'Fysici zien donkere materie'

Amerikaanse fysici beweren dat ze mogelijk 'donkere materie' hebben waargenomen. Al jaren zijn natuurkundigen op zoek naar deze geheimzinnige, onzichtbare deeltjes.

De natuurkundigen hebben deze ontdekking afgelopen donderdag al bekendgemaakt. Toch is hun verhaal nog allerminst overtuigend, en dat geven ze zelf ook toe. Maar áls de waarnemingen kloppen, hebben de fysici een spectaculaire ontdekking gedaan.
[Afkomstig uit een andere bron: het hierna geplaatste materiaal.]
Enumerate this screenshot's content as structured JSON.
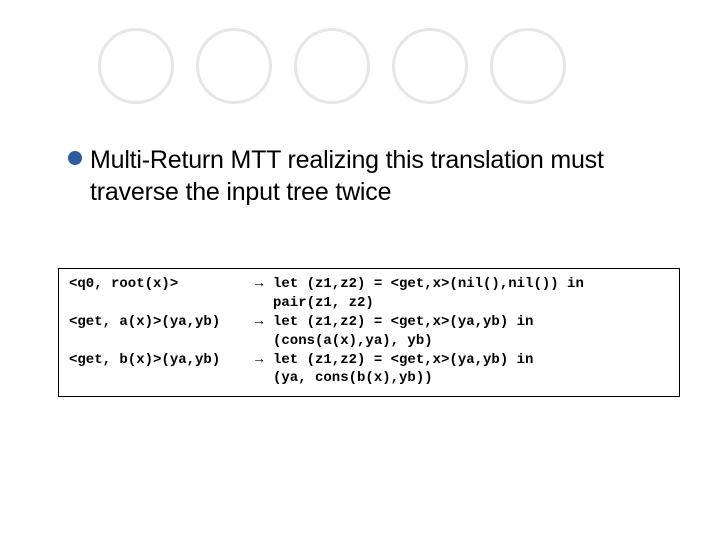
{
  "bullet": {
    "text": "Multi-Return MTT realizing this translation must traverse the input tree twice"
  },
  "code": {
    "rows": [
      {
        "lhs": "<q0, root(x)>",
        "arrow": "→",
        "rhs": "let (z1,z2) = <get,x>(nil(),nil()) in",
        "cont": false
      },
      {
        "lhs": "",
        "arrow": "",
        "rhs": "pair(z1, z2)",
        "cont": true
      },
      {
        "lhs": "<get, a(x)>(ya,yb)",
        "arrow": "→",
        "rhs": "let (z1,z2) = <get,x>(ya,yb) in",
        "cont": false
      },
      {
        "lhs": "",
        "arrow": "",
        "rhs": "(cons(a(x),ya), yb)",
        "cont": true
      },
      {
        "lhs": "<get, b(x)>(ya,yb)",
        "arrow": "→",
        "rhs": "let (z1,z2) = <get,x>(ya,yb) in",
        "cont": false
      },
      {
        "lhs": "",
        "arrow": "",
        "rhs": "(ya, cons(b(x),yb))",
        "cont": true
      }
    ]
  }
}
Volgens huidige modellen bestaat circa 23 procent van het heelal uit de donkere materie. Bovendien bestaat het universum voor 72 procent uit 'donkere energie', die eveneens nog onbekend is. Slechts vijf procent van het heelal bestaat dus uit de materie die wij allen kunnen zien: planeten, sterren en sterrenstelsels.

De natuurkundigen hebben de 'hint' van donkere materie waargenomen met behulp van de detector van het Cryogen Dark Matter Search experiment (CDMS). Deze detector bevindt zich ondergronds in een voormalige ijzermijn in Minnesota. Het apparaat is opgebouwd uit blokken germanium en silicium, die gekoeld worden tot een honderdtse graad boven het absolute nulpunt. Passerende donkere materiedeeltjes zouden in de CDMS-detector een kleine hoeveelheid elektriciteit en warmte opwekken.

Waarnemingen in ruis
In de detector is altijd zogeheten ruis aanwezig. Hoewel een dikke laag rotsen de detector afschermt van kosmische straling, zorgt natuurlijk radioactief verval in die rotsen toch voor enige vrijkomende neutronen, die net als donkere materie elektriciteit en warmte opwekken in het materiaal van de detector.

De wetenschappers hebben nu een tweetal metingen gedaan, die afwijken van de achtergrondruis en kenmerkend zijn voor de aanwezigheid van donkere materie. De kans dat deze metingen extreme stoorsignalen zijn, is echter nog altijd twintig procent. Toch maken de wetenschappers hun resultaten nu al wereldkundig, omdat de concurrentie in het vakgebied moordend is. Diverse onderzoeksgroepen willen graag de eerste zijn die donkere materie kunnen aantonen.